- Brands are the latest to demand more data-sharing from streamers.
- They’re pouring more money into Hollywood-style entertainment but want streamers to share more data.
- An industry effort is underway to standardize measurement of brand films.
Brands are joining the chorus of content producers and creators demanding more audience data from Hollywood entertainment giants.
Blue-chip brands like Pepsi and Saint Laurent have been pouring money into filmed entertainment that’s aimed at wide distribution, a strategy to reach consumers who’ve become more ad-avoidant — but companies struggle to tell if their investment is paying off.
Companies like Procter & Gamble — whose studio division has backed projects including HBO Sports docuseries “The Cost of Winning” — are accustomed to granular data when it comes to measuring their ad and marketing expenditures. But the big streaming platforms offer little to no information about how many people are watching their content and who those viewers are.
And just as Hollywood producers and creators complain that the lack of data makes it hard to know what’s a hit, it’s a top pain point for execs trying to justify the expense of brand-backed films to their CFOs, several such execs and their Hollywood connectors told Insider.
“Brand people get pressure from their higher-ups to show a direct connection to a purchase, getting new customers,” said Brian Newman, founder of Sub-Genre, which consults for companies like Unilever and REI on content strategy. “That’s the holy grail. The second would be, can you prove tons of people watched it? Netflix doesn’t report numbers. Hulu doesn’t give you that data, even when you’re paying for the media. Most of the platforms aren’t giving that data.”
Without transparency from the streamers, brands and their agencies rely on other measurements, some quantitative, some qualitative — typically a mix of things like critical reviews, social chatter, earned media, and sentiment.
REI Co-op Studios has backed films like Kyra Sedgwick-directed “Space Oddity” to promote environmental issues. Paolo Mottola, who oversees the studio as REI’s director of brand marketing and content, looks at factors like PR and social conversation in the absence of viewer data from streamers. For REI, he said, knowing a project got people to think positively about the environment and the outdoors can be more important than viewership numbers.
“A silver bullet for films is knowing who saw it and knowing how they behaved — the same standard we would have with an advertisement or out of home billboard or working with an influencer,” Mottola said.
Brand Storytelling, an organization that holds a widely attended festival for brand content alongside the Sundance Film Festival, is spearheading an initiative to come up with standardized best practices, measurement, and ROI that will help marketers assess the impact of brand films.
The organization has been interviewing a wide range of film commissioners and creators for the past eight months, with the goal of getting industry agreement on what this type of content can do for a brand, when to use which format type depending on the brand’s goals, and what metrics to use for each format.
“Our research has validated that there’s a lot of confusion around terminology and expectations, which leads to confusion around measurement and success,” Megan Wells, who’s chairing the initiative for Brand Storytelling, told Insider in an email.

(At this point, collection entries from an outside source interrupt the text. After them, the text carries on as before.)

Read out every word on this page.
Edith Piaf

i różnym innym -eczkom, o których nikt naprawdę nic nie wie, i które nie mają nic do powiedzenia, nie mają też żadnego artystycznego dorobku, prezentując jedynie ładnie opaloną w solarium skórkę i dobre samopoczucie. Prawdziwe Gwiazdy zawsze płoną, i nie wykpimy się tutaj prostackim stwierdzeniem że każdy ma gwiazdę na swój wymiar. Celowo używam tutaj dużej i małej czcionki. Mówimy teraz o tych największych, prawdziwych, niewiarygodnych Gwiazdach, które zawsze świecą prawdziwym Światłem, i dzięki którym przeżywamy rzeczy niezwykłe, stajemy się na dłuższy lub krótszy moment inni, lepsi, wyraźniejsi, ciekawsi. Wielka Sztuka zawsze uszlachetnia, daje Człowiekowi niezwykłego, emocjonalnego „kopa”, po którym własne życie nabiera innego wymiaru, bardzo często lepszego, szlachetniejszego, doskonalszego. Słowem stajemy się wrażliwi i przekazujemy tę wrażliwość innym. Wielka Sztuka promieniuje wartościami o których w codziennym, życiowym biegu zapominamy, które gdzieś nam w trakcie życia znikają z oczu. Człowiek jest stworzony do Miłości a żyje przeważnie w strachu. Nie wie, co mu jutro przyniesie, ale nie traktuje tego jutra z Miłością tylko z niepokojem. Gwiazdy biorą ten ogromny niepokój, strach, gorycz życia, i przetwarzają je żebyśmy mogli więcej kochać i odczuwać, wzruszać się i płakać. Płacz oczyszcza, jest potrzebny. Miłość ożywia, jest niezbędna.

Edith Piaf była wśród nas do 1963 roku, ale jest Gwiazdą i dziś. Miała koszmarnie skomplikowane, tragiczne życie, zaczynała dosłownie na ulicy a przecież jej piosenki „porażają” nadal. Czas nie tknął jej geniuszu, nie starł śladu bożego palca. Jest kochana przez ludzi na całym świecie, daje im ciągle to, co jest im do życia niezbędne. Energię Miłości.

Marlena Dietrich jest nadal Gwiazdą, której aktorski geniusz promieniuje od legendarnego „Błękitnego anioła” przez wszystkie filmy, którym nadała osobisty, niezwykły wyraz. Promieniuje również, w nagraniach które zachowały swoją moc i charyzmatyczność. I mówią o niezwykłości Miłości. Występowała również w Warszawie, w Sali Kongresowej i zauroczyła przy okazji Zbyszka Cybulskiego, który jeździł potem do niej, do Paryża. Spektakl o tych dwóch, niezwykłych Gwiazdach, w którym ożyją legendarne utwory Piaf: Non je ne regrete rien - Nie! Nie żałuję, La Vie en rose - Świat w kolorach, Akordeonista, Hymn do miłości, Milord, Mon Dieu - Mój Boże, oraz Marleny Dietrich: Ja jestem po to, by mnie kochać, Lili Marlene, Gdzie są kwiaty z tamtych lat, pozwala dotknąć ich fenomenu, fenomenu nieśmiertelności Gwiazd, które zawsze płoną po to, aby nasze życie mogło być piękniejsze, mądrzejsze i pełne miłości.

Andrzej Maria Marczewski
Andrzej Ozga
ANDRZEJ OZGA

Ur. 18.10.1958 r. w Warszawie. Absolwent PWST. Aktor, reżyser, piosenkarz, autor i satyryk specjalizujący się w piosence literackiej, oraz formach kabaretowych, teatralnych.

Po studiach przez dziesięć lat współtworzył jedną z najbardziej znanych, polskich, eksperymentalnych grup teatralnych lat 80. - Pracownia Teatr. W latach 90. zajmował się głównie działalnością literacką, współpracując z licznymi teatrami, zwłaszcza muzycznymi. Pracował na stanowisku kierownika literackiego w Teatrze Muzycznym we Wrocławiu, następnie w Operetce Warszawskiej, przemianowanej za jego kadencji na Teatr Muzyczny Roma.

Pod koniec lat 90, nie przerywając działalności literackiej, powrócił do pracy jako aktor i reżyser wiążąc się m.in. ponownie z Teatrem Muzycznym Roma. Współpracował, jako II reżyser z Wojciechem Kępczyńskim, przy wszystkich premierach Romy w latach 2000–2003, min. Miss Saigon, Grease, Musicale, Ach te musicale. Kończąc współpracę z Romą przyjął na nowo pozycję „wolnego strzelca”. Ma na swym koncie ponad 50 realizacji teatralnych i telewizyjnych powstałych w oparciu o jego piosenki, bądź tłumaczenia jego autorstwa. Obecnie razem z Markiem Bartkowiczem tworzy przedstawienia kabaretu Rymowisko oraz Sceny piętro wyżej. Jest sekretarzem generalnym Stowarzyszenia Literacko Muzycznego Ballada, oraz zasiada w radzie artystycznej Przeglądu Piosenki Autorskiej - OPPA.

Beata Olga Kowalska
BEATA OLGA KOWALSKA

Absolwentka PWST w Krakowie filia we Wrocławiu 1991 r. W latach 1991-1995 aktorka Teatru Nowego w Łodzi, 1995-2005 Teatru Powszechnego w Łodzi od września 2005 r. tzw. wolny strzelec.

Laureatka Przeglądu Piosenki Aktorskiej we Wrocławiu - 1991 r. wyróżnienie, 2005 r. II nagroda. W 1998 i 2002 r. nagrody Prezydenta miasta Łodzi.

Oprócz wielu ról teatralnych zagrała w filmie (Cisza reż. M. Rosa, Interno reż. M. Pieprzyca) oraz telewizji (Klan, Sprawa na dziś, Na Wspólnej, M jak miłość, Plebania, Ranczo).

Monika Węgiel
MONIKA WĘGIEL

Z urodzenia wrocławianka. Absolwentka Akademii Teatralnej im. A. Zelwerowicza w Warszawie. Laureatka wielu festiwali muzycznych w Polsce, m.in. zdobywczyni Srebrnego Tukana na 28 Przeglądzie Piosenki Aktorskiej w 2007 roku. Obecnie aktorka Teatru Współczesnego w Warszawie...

Ron Howard and Brian Grazer’s Imagine Entertainment, which has made films in partnership with the likes of Unilever and P&G, discusses with brand clients up front what they can expect in terms of recouping their costs. Imagine also shares which platforms are most generous when it comes to sharing viewing data. Roku, which has been in the advertising business a long time, is widely acknowledged to be in that camp.
Most streamers don’t show viewership data, so “you never really know how many people saw it,” said Marc Gilbar, who leads Imagine’s brands division. “But I think you know on some level it’s making an impact. Most brands are way more accustomed to investments they can measure to the third decimal point.”
As subscription streamers gun for more advertising revenue, brand stakeholders hope they’ll loosen up with data sharing, which in turn could spur more brand spending on films.
Brand funding of films is still a relatively small part of marketers’ budgets, but P&G Studios head Kimberly Doebereiner has said she thinks spending could increase, especially if Hollywood provides more viewership data sharing and involves brands as promotional partners.
“In order for there to be more and more shift of funding, the value equation has to be right,” Doebereiner told Insider in July. “So the expectation can’t be, brands are going to create all the content and give it to them, or that brands are going to create this and the distributors are going to pay premium money without anything else.”